Sungguh, para wanita pengumbar aurat yang kini bertebaran di mana-mana, patut disadarkan jiwanya. Jangan-jangan dia selama ini telah turut andil besar mensupport terjadinya berbagai aksi ‘kejahatan syahwat’ yang kini makin nggegirisi terpampang sepanjang hari. Pemerkosaan, prostitusi, incest, video mesum, selingkuh…! Pamer aurat yang mereka banggakan selama ini telah ‘sukses’ membenamkan banyak orang ke dalam dengusan syahwat! Dan, mereka pun jauh-jauh hari telah sukses membantai rasa malu yang seharusnya menghiasi hati para wanita suci. Matinya rasa malu akan disusul dengan sekarat iman yang sungguh mengerikan. Tatkala iman telah ‘sekarat’, jiwa pun akan selalu mendorong untuk berbuat semaunya, termasuk berakrab-akrab dengan syahwat!! Na’udzubillah.

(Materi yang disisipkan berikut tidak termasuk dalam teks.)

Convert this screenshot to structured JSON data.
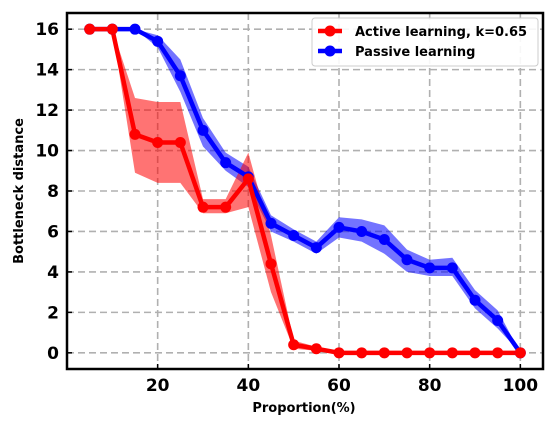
{
  "chart_data": {
    "type": "line",
    "title": "",
    "xlabel": "Proportion(%)",
    "ylabel": "Bottleneck distance",
    "xlim": [
      0,
      105
    ],
    "ylim": [
      -0.8,
      16.8
    ],
    "xticks": [
      20,
      40,
      60,
      80,
      100
    ],
    "yticks": [
      0,
      2,
      4,
      6,
      8,
      10,
      12,
      14,
      16
    ],
    "grid": true,
    "grid_style": "dashed",
    "legend_position": "top-right",
    "series": [
      {
        "name": "Active learning, k=0.65",
        "color": "#ff0000",
        "x": [
          5,
          10,
          15,
          20,
          25,
          30,
          35,
          40,
          45,
          50,
          55,
          60,
          65,
          70,
          75,
          80,
          85,
          90,
          95,
          100
        ],
        "values": [
          16,
          16,
          10.8,
          10.4,
          10.4,
          7.2,
          7.2,
          8.6,
          4.4,
          0.4,
          0.2,
          0,
          0,
          0,
          0,
          0,
          0,
          0,
          0,
          0
        ],
        "lower": [
          16,
          16,
          8.9,
          8.4,
          8.4,
          6.9,
          6.9,
          7.2,
          3.0,
          0.2,
          0.1,
          0,
          0,
          0,
          0,
          0,
          0,
          0,
          0,
          0
        ],
        "upper": [
          16,
          16,
          12.6,
          12.4,
          12.4,
          7.6,
          7.6,
          9.9,
          5.8,
          0.6,
          0.3,
          0,
          0,
          0,
          0,
          0,
          0,
          0,
          0,
          0
        ]
      },
      {
        "name": "Passive learning",
        "color": "#0000ff",
        "x": [
          5,
          10,
          15,
          20,
          25,
          30,
          35,
          40,
          45,
          50,
          55,
          60,
          65,
          70,
          75,
          80,
          85,
          90,
          95,
          100
        ],
        "values": [
          16,
          16,
          16,
          15.4,
          13.7,
          11.0,
          9.4,
          8.7,
          6.4,
          5.8,
          5.2,
          6.2,
          6.0,
          5.6,
          4.6,
          4.2,
          4.2,
          2.6,
          1.6,
          0
        ],
        "lower": [
          16,
          16,
          16,
          15.1,
          12.9,
          10.2,
          9.0,
          8.2,
          6.0,
          5.5,
          4.9,
          5.7,
          5.5,
          4.9,
          4.0,
          3.8,
          3.8,
          2.2,
          1.2,
          0
        ],
        "upper": [
          16,
          16,
          16,
          15.7,
          14.5,
          11.6,
          9.9,
          9.2,
          6.8,
          6.1,
          5.5,
          6.7,
          6.6,
          6.3,
          5.1,
          4.6,
          4.7,
          3.1,
          2.1,
          0
        ]
      }
    ]
  }
}
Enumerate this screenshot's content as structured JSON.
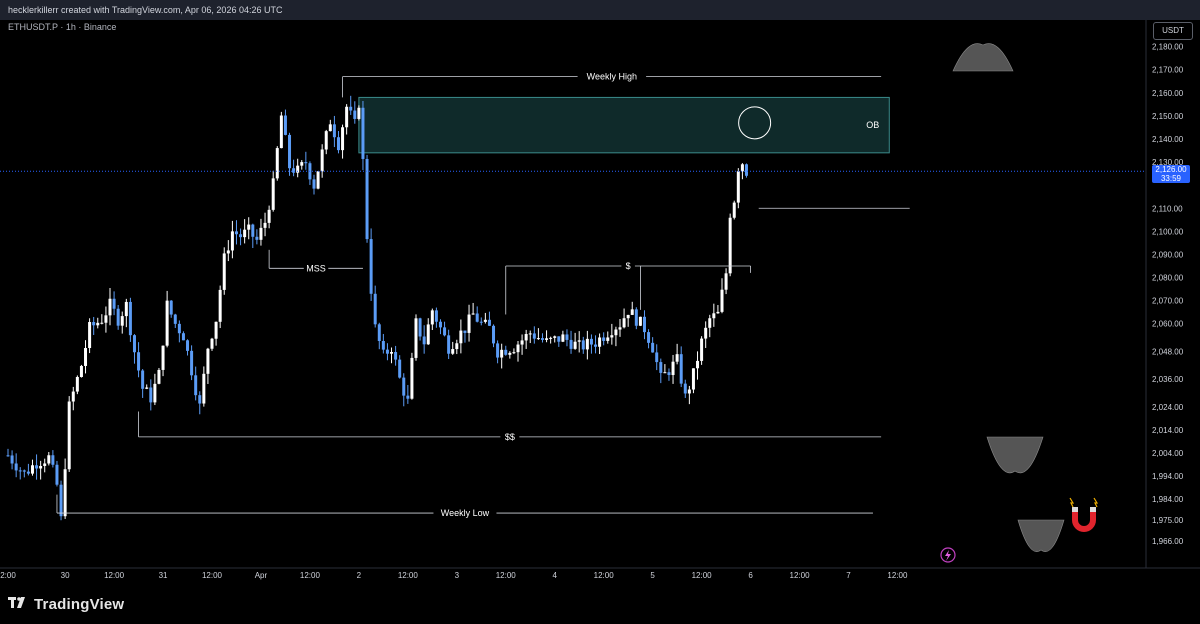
{
  "header": {
    "attribution": "hecklerkillerr created with TradingView.com, Apr 06, 2026 04:26 UTC",
    "symbol": "ETHUSDT.P · 1h · Binance"
  },
  "currency_button": "USDT",
  "last_price": {
    "value": "2,126.00",
    "countdown": "33:59",
    "price": 2126
  },
  "footer": {
    "brand": "TradingView"
  },
  "colors": {
    "bull": "#ffffff",
    "bear": "#5b9cf6",
    "zone": "#0f2a2a",
    "zone_border": "#3a8a8a",
    "price_tag": "#2962ff"
  },
  "icons": [
    "tradingview-logo-icon",
    "magnet-icon",
    "flash-icon"
  ],
  "chart_data": {
    "type": "candlestick",
    "timeframe": "1h",
    "ylim": [
      1962,
      2182
    ],
    "y_ticks": [
      2180,
      2170,
      2160,
      2150,
      2140,
      2130,
      2110,
      2100,
      2090,
      2080,
      2070,
      2060,
      2048,
      2036,
      2024,
      2014,
      2004,
      1994,
      1984,
      1975,
      1966
    ],
    "y_tick_labels": [
      "2,180.00",
      "2,170.00",
      "2,160.00",
      "2,150.00",
      "2,140.00",
      "2,130.00",
      "2,110.00",
      "2,100.00",
      "2,090.00",
      "2,080.00",
      "2,070.00",
      "2,060.00",
      "2,048.00",
      "2,036.00",
      "2,024.00",
      "2,014.00",
      "2,004.00",
      "1,994.00",
      "1,984.00",
      "1,975.00",
      "1,966.00"
    ],
    "x_ticks": [
      {
        "label": "2:00",
        "pos": 0
      },
      {
        "label": "30",
        "pos": 14
      },
      {
        "label": "12:00",
        "pos": 26
      },
      {
        "label": "31",
        "pos": 38
      },
      {
        "label": "12:00",
        "pos": 50
      },
      {
        "label": "Apr",
        "pos": 62
      },
      {
        "label": "12:00",
        "pos": 74
      },
      {
        "label": "2",
        "pos": 86
      },
      {
        "label": "12:00",
        "pos": 98
      },
      {
        "label": "3",
        "pos": 110
      },
      {
        "label": "12:00",
        "pos": 122
      },
      {
        "label": "4",
        "pos": 134
      },
      {
        "label": "12:00",
        "pos": 146
      },
      {
        "label": "5",
        "pos": 158
      },
      {
        "label": "12:00",
        "pos": 170
      },
      {
        "label": "6",
        "pos": 182
      },
      {
        "label": "12:00",
        "pos": 194
      },
      {
        "label": "7",
        "pos": 206
      },
      {
        "label": "12:00",
        "pos": 218
      }
    ],
    "anchors": [
      [
        0,
        2003
      ],
      [
        4,
        1995
      ],
      [
        7,
        2000
      ],
      [
        10,
        2002
      ],
      [
        12,
        1990
      ],
      [
        13,
        1975
      ],
      [
        15,
        2024
      ],
      [
        18,
        2042
      ],
      [
        20,
        2058
      ],
      [
        23,
        2062
      ],
      [
        25,
        2068
      ],
      [
        27,
        2062
      ],
      [
        29,
        2068
      ],
      [
        31,
        2048
      ],
      [
        33,
        2032
      ],
      [
        35,
        2028
      ],
      [
        37,
        2038
      ],
      [
        39,
        2068
      ],
      [
        41,
        2060
      ],
      [
        43,
        2055
      ],
      [
        45,
        2040
      ],
      [
        47,
        2024
      ],
      [
        49,
        2050
      ],
      [
        51,
        2062
      ],
      [
        53,
        2088
      ],
      [
        55,
        2100
      ],
      [
        57,
        2098
      ],
      [
        59,
        2100
      ],
      [
        61,
        2096
      ],
      [
        63,
        2104
      ],
      [
        65,
        2120
      ],
      [
        67,
        2150
      ],
      [
        69,
        2128
      ],
      [
        71,
        2126
      ],
      [
        73,
        2130
      ],
      [
        75,
        2120
      ],
      [
        77,
        2134
      ],
      [
        79,
        2148
      ],
      [
        81,
        2138
      ],
      [
        83,
        2154
      ],
      [
        85,
        2146
      ],
      [
        86,
        2156
      ],
      [
        87,
        2130
      ],
      [
        88,
        2098
      ],
      [
        89,
        2075
      ],
      [
        90,
        2058
      ],
      [
        92,
        2046
      ],
      [
        94,
        2050
      ],
      [
        96,
        2036
      ],
      [
        98,
        2026
      ],
      [
        100,
        2060
      ],
      [
        102,
        2052
      ],
      [
        104,
        2066
      ],
      [
        106,
        2058
      ],
      [
        108,
        2050
      ],
      [
        110,
        2054
      ],
      [
        112,
        2058
      ],
      [
        114,
        2064
      ],
      [
        116,
        2060
      ],
      [
        118,
        2058
      ],
      [
        120,
        2048
      ],
      [
        124,
        2050
      ],
      [
        128,
        2056
      ],
      [
        132,
        2052
      ],
      [
        136,
        2054
      ],
      [
        140,
        2050
      ],
      [
        144,
        2052
      ],
      [
        148,
        2058
      ],
      [
        150,
        2060
      ],
      [
        152,
        2066
      ],
      [
        154,
        2062
      ],
      [
        156,
        2058
      ],
      [
        158,
        2050
      ],
      [
        160,
        2036
      ],
      [
        162,
        2040
      ],
      [
        164,
        2044
      ],
      [
        166,
        2028
      ],
      [
        168,
        2038
      ],
      [
        170,
        2052
      ],
      [
        172,
        2062
      ],
      [
        174,
        2064
      ],
      [
        176,
        2082
      ],
      [
        177,
        2108
      ],
      [
        178,
        2114
      ],
      [
        179,
        2128
      ],
      [
        180,
        2130
      ],
      [
        181,
        2126
      ]
    ],
    "zones": [
      {
        "label": "OB",
        "x0": 86,
        "x1": 216,
        "y0": 2134,
        "y1": 2158
      }
    ],
    "levels": [
      {
        "label": "Weekly High",
        "x0": 82,
        "x1": 214,
        "y": 2167
      },
      {
        "label": "MSS",
        "x0": 64,
        "x1": 87,
        "y": 2084
      },
      {
        "label": "$",
        "x0": 122,
        "x1": 182,
        "y": 2085
      },
      {
        "label": "$$",
        "x0": 32,
        "x1": 214,
        "y": 2011
      },
      {
        "label": "Weekly Low",
        "x0": 12,
        "x1": 212,
        "y": 1978
      },
      {
        "label": "",
        "x0": 184,
        "x1": 221,
        "y": 2110
      }
    ],
    "annotations": [
      {
        "type": "circle",
        "x": 183,
        "y": 2147
      }
    ]
  }
}
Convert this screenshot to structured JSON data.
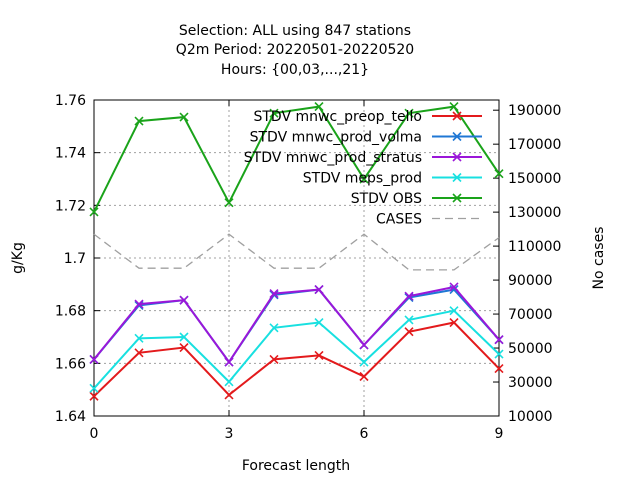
{
  "chart_data": {
    "type": "line",
    "title_lines": [
      "Selection: ALL using   847 stations",
      "Q2m   Period: 20220501-20220520",
      "Hours: {00,03,...,21}"
    ],
    "xlabel": "Forecast length",
    "ylabel": "g/Kg",
    "y2label": "No cases",
    "xlim": [
      0,
      9
    ],
    "ylim": [
      1.64,
      1.76
    ],
    "y2lim": [
      10000,
      196000
    ],
    "x_ticks": [
      "0",
      "3",
      "6",
      "9"
    ],
    "y_ticks": [
      "1.64",
      "1.66",
      "1.68",
      "1.7",
      "1.72",
      "1.74",
      "1.76"
    ],
    "y2_ticks": [
      "10000",
      "30000",
      "50000",
      "70000",
      "90000",
      "110000",
      "130000",
      "150000",
      "170000",
      "190000"
    ],
    "grid": true,
    "legend_position": "top-right",
    "x": [
      0,
      1,
      2,
      3,
      4,
      5,
      6,
      7,
      8,
      9
    ],
    "series": [
      {
        "name": "STDV mnwc_preop_tello",
        "color": "#e31a1c",
        "axis": "y",
        "marker": "x",
        "values": [
          1.6475,
          1.664,
          1.666,
          1.648,
          1.6615,
          1.663,
          1.655,
          1.672,
          1.6755,
          1.658
        ]
      },
      {
        "name": "STDV mnwc_prod_volma",
        "color": "#1f77d4",
        "axis": "y",
        "marker": "x",
        "values": [
          1.6615,
          1.682,
          1.684,
          1.6605,
          1.686,
          1.688,
          1.667,
          1.685,
          1.688,
          1.669
        ]
      },
      {
        "name": "STDV mnwc_prod_stratus",
        "color": "#9b17d9",
        "axis": "y",
        "marker": "x",
        "values": [
          1.6615,
          1.6825,
          1.684,
          1.6605,
          1.6865,
          1.688,
          1.667,
          1.6855,
          1.689,
          1.669
        ]
      },
      {
        "name": "STDV meps_prod",
        "color": "#18e0e0",
        "axis": "y",
        "marker": "x",
        "values": [
          1.6505,
          1.6695,
          1.67,
          1.653,
          1.6735,
          1.6755,
          1.6605,
          1.6765,
          1.68,
          1.6635
        ]
      },
      {
        "name": "STDV OBS",
        "color": "#1aa31a",
        "axis": "y",
        "marker": "x",
        "values": [
          1.7175,
          1.752,
          1.7535,
          1.721,
          1.755,
          1.7575,
          1.73,
          1.755,
          1.7575,
          1.732
        ]
      },
      {
        "name": "CASES",
        "color": "#a0a0a0",
        "axis": "y2",
        "marker": "none",
        "dash": true,
        "values": [
          117000,
          97000,
          97000,
          117000,
          97000,
          97000,
          117000,
          96000,
          96000,
          115000
        ]
      }
    ]
  }
}
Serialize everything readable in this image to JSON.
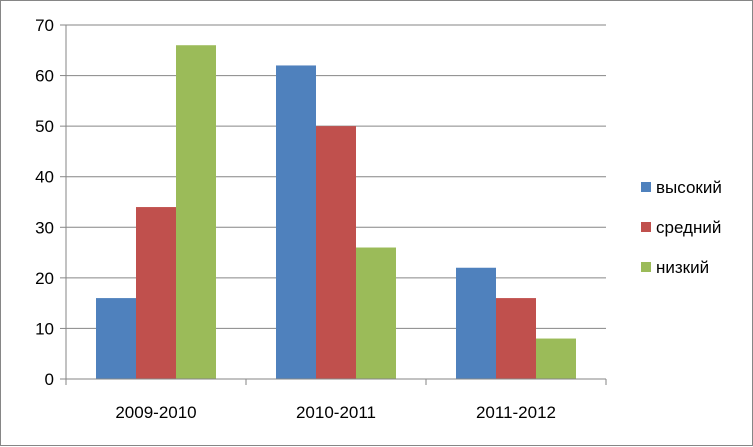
{
  "chart_data": {
    "type": "bar",
    "title": "",
    "xlabel": "",
    "ylabel": "",
    "categories": [
      "2009-2010",
      "2010-2011",
      "2011-2012"
    ],
    "series": [
      {
        "name": "высокий",
        "color": "#4F81BD",
        "values": [
          16,
          62,
          22
        ]
      },
      {
        "name": "средний",
        "color": "#C0504D",
        "values": [
          34,
          50,
          16
        ]
      },
      {
        "name": "низкий",
        "color": "#9BBB59",
        "values": [
          66,
          26,
          8
        ]
      }
    ],
    "ylim": [
      0,
      70
    ],
    "yticks": [
      "0",
      "10",
      "20",
      "30",
      "40",
      "50",
      "60",
      "70"
    ],
    "grid": true,
    "legend_position": "right"
  }
}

Wanita Beriman, Wanita Pemalu
Wahb bin Munabbih bertutur, “Iman itu telanjang, pakaiannya takwa, perhiasannya malu, dan hartanya adalah ‘iffah (menjaga kehormatan).” Maka, wanita beriman adalah wanita anggun-memesona yang selalu berhiaskan takwa, rasa malu dan ‘iffah dalam hidupnya. (Muhammad Albani)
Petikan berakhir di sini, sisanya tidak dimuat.